Клещев этот, будучи провинциальным гением, был, по рассказам, к ней снисходителен, а сам все писал какой-то совершенно непечатабельный и стыдно выслушиваемый нецензурный роман в стихах о всемирной канализации и всеобщем разложении. Он ее даже, наверное, и мучил, потому что вскоре их отношения были совершенно прерваны. Рассказывали, что лично сам профессор вмешался и поставил перед любовниками условие: либо Клещев с его помощью будет иметь очень плохую жизнь, поскольку криминально нигде не служит, являясь фактическим тунеядцем, либо дочка найдет в себе ум, чтобы прекратить эту позорную для философии, города и лично профессора связь. Ну и правда ли это, неправда, но вскоре Нелли уже вновь жила в обширной родительской квартире на Свободном проспекте, где и осуществляла периодически различные неприятные чудеса.
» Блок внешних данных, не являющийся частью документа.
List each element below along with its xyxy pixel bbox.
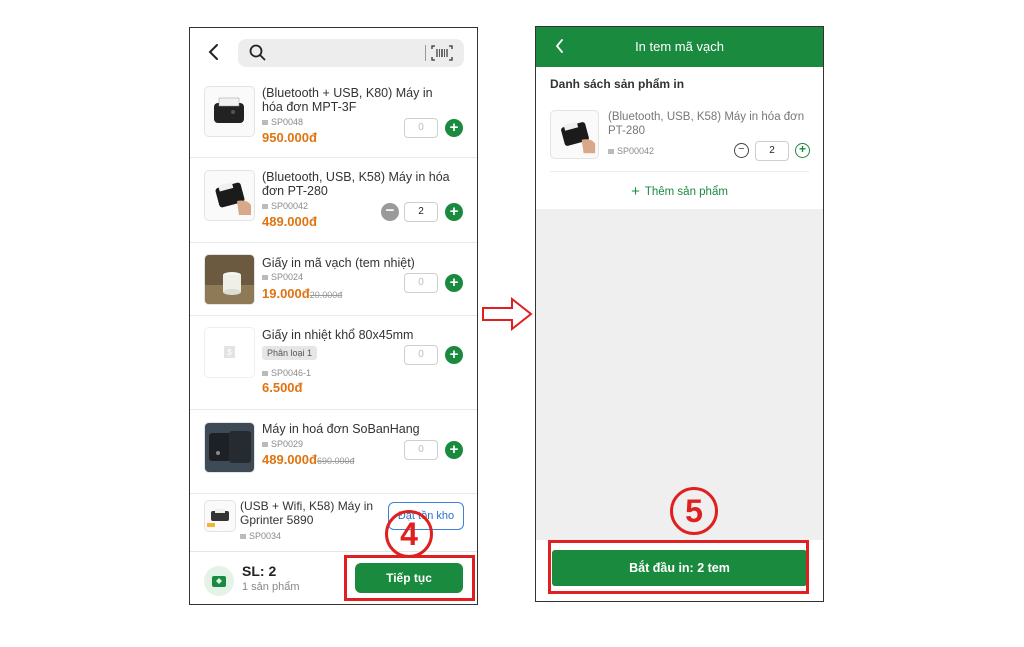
- list-item[interactable]: Máy in hoá đơn SoBanHang SP0029 489.000đ…: [190, 410, 477, 494]
- product-sku: SP00042: [608, 146, 654, 156]
- quantity-field[interactable]: 0: [404, 345, 438, 365]
- current-price: 19.000đ: [262, 286, 310, 301]
- search-bar: [190, 28, 477, 78]
- product-image: $: [204, 327, 255, 378]
- plus-icon: +: [631, 183, 640, 200]
- page-title: In tem mã vạch: [635, 39, 724, 54]
- product-sku: SP0048: [262, 117, 303, 127]
- highlight-box-step4: [344, 555, 475, 601]
- step-5-marker: 5: [670, 487, 718, 535]
- list-item[interactable]: (Bluetooth, USB, K58) Máy in hóa đơn PT-…: [190, 158, 477, 243]
- list-item[interactable]: (Bluetooth + USB, K80) Máy in hóa đơn MP…: [190, 78, 477, 158]
- section-title: Danh sách sản phẩm in: [550, 77, 685, 91]
- plus-icon[interactable]: +: [445, 203, 463, 221]
- cart-icon: [204, 566, 234, 596]
- divider: [550, 171, 809, 172]
- list-item[interactable]: (USB + Wifi, K58) Máy in Gprinter 5890 S…: [190, 494, 477, 554]
- quantity-field[interactable]: 0: [404, 118, 438, 138]
- add-product-label: Thêm sản phẩm: [644, 186, 728, 198]
- arrow-right-icon: [482, 297, 533, 331]
- product-image: [204, 170, 255, 221]
- product-price: 950.000đ: [262, 130, 317, 145]
- product-name: Máy in hoá đơn SoBanHang: [262, 422, 420, 436]
- selected-count: SL: 2: [242, 563, 277, 579]
- old-price: 690.000đ: [316, 456, 355, 466]
- product-sku: SP0029: [262, 439, 303, 449]
- print-list-card: Danh sách sản phẩm in (Bluetooth, USB, K…: [536, 67, 823, 209]
- plus-icon[interactable]: +: [445, 441, 463, 459]
- plus-icon[interactable]: +: [445, 274, 463, 292]
- product-image: [550, 110, 599, 159]
- plus-icon[interactable]: +: [445, 346, 463, 364]
- search-divider: [425, 45, 426, 61]
- search-icon: [249, 44, 266, 61]
- product-image: [204, 86, 255, 137]
- product-name: Giấy in nhiệt khổ 80x45mm: [262, 328, 414, 342]
- list-item[interactable]: $ Giấy in nhiệt khổ 80x45mm Phân loại 1 …: [190, 316, 477, 410]
- step-4-marker: 4: [385, 510, 433, 558]
- product-name: (Bluetooth, USB, K58) Máy in hóa đơn PT-…: [262, 170, 450, 198]
- product-price: 6.500đ: [262, 380, 303, 395]
- product-image: [204, 500, 236, 532]
- list-item[interactable]: Giấy in mã vạch (tem nhiệt) SP0024 19.00…: [190, 243, 477, 316]
- product-price: 19.000đ20.000đ: [262, 286, 342, 301]
- minus-icon[interactable]: −: [381, 203, 399, 221]
- svg-text:$: $: [227, 348, 232, 357]
- search-input[interactable]: [238, 39, 464, 67]
- product-select-screen: (Bluetooth + USB, K80) Máy in hóa đơn MP…: [189, 27, 478, 605]
- product-image: [204, 422, 255, 473]
- old-price: 20.000đ: [309, 290, 343, 300]
- back-icon[interactable]: [204, 40, 224, 64]
- product-price: 489.000đ: [262, 214, 317, 229]
- product-name: (USB + Wifi, K58) Máy in Gprinter 5890: [240, 499, 374, 527]
- product-image: [204, 254, 255, 305]
- product-name: Giấy in mã vạch (tem nhiệt): [262, 256, 415, 270]
- minus-icon[interactable]: −: [734, 143, 749, 158]
- add-product-button[interactable]: + Thêm sản phẩm: [536, 183, 823, 200]
- highlight-box-step5: [548, 540, 809, 594]
- variant-tag: Phân loại 1: [262, 346, 318, 360]
- quantity-field[interactable]: 0: [404, 273, 438, 293]
- plus-icon[interactable]: +: [795, 143, 810, 158]
- plus-icon[interactable]: +: [445, 119, 463, 137]
- product-list: (Bluetooth + USB, K80) Máy in hóa đơn MP…: [190, 78, 477, 554]
- current-price: 489.000đ: [262, 452, 317, 467]
- product-sku: SP0024: [262, 272, 303, 282]
- product-name: (Bluetooth + USB, K80) Máy in hóa đơn MP…: [262, 86, 433, 114]
- barcode-scan-icon[interactable]: [430, 44, 454, 62]
- quantity-field[interactable]: 2: [404, 202, 438, 222]
- header-bar: In tem mã vạch: [536, 27, 823, 67]
- selected-products-count: 1 sản phẩm: [242, 581, 300, 593]
- product-price: 489.000đ690.000đ: [262, 452, 354, 467]
- quantity-field[interactable]: 2: [755, 141, 789, 161]
- quantity-field[interactable]: 0: [404, 440, 438, 460]
- product-name: (Bluetooth, USB, K58) Máy in hóa đơn PT-…: [608, 111, 805, 137]
- product-sku: SP0046-1: [262, 368, 311, 378]
- product-sku: SP0034: [240, 531, 281, 541]
- product-sku: SP00042: [262, 201, 308, 211]
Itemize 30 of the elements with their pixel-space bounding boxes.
Фигурировали в слухах — и пьяный квартирный дебош во время отсутствия дорогих родителей, круизирующих вокруг Европы, и гулянки с длинноволосыми сопляками из вокально-инструментального ансамбля «Аскеты»: омерзительная музыка в два часа ночи, битье хрустальной посуды, а то вдруг какой-то адресат слал из Гурзуфа телеграмму: «Нелька! Я тебя безбожно люблю. Вышли сто. Нету выехать», о чем откровенный профессор с возмущением рассказывал своим коллегам, а те с ужасом делились полученным в кругу семьи и т. д.
И т. д. Вот какие ползли по городу слухи, то затухая, то разгораясь. Вот так обстояли дела с Нелли Попсуй-Шапко, но Кокоулин таких дел не боялся, потому что был он человек тридцатишестилетний, холостой, тертый и очень на это надеялся.
Да что там надеялся! Он и не надеялся даже, а просто-напросто был совершенно уверен в своих силах. Его, как бы это поточнее сказать, его даже как-то бодрил, подзадоривал этот рой слухов, вьющихся над прелестной головкой избранницы. Он знал себя. Он знал, какое изумление в городе вызовет их предстоящий брак и дальнейшая счастливая семейная жизнь. «Кто бы мог подумать,— будут говорить в городе,— что из этой особы смогла выйти такая хорошая жена».— «Да уж, сошлись два сапога пара,— будут говорить в городе.— Этот скакал-скакал, менял-менял, а ведь тоже — смотрите-ка вот, остепенился-таки. Работник-то он блестящий, можно сказать, и как организатор, и как специалист, с людьми умеет работать, а ведь тоже доходило, что чуть из партии не вытурили, на волоске удержался, да и то — сверху помогли...»
Так что роман их рос, креп, мужал и явно клонился в сторону законного брака. Кокоулин сам про себя решил, что этим дело и кончится. А как он когда решал, так всегда и получалось.. Он решил, он смирился с предстоящим браком, и это его ничуть не огорчало: все-таки тридцать шесть уже, и она конечно же хороша, холостяцкая жизнь в благоустроенной квартире, но все-таки — и тридцать шесть уже, и в печень постукивает, и черт его знает — может, оно и лучше как-то звучит: «Кокоулин с супругой»? А то, что слухи, дела — ну тут, повторяю, совершенно спокоен был Кокоулин. Он знал себя, строитель! Он умел строить, ломать, формировать, направлять. Он знал все!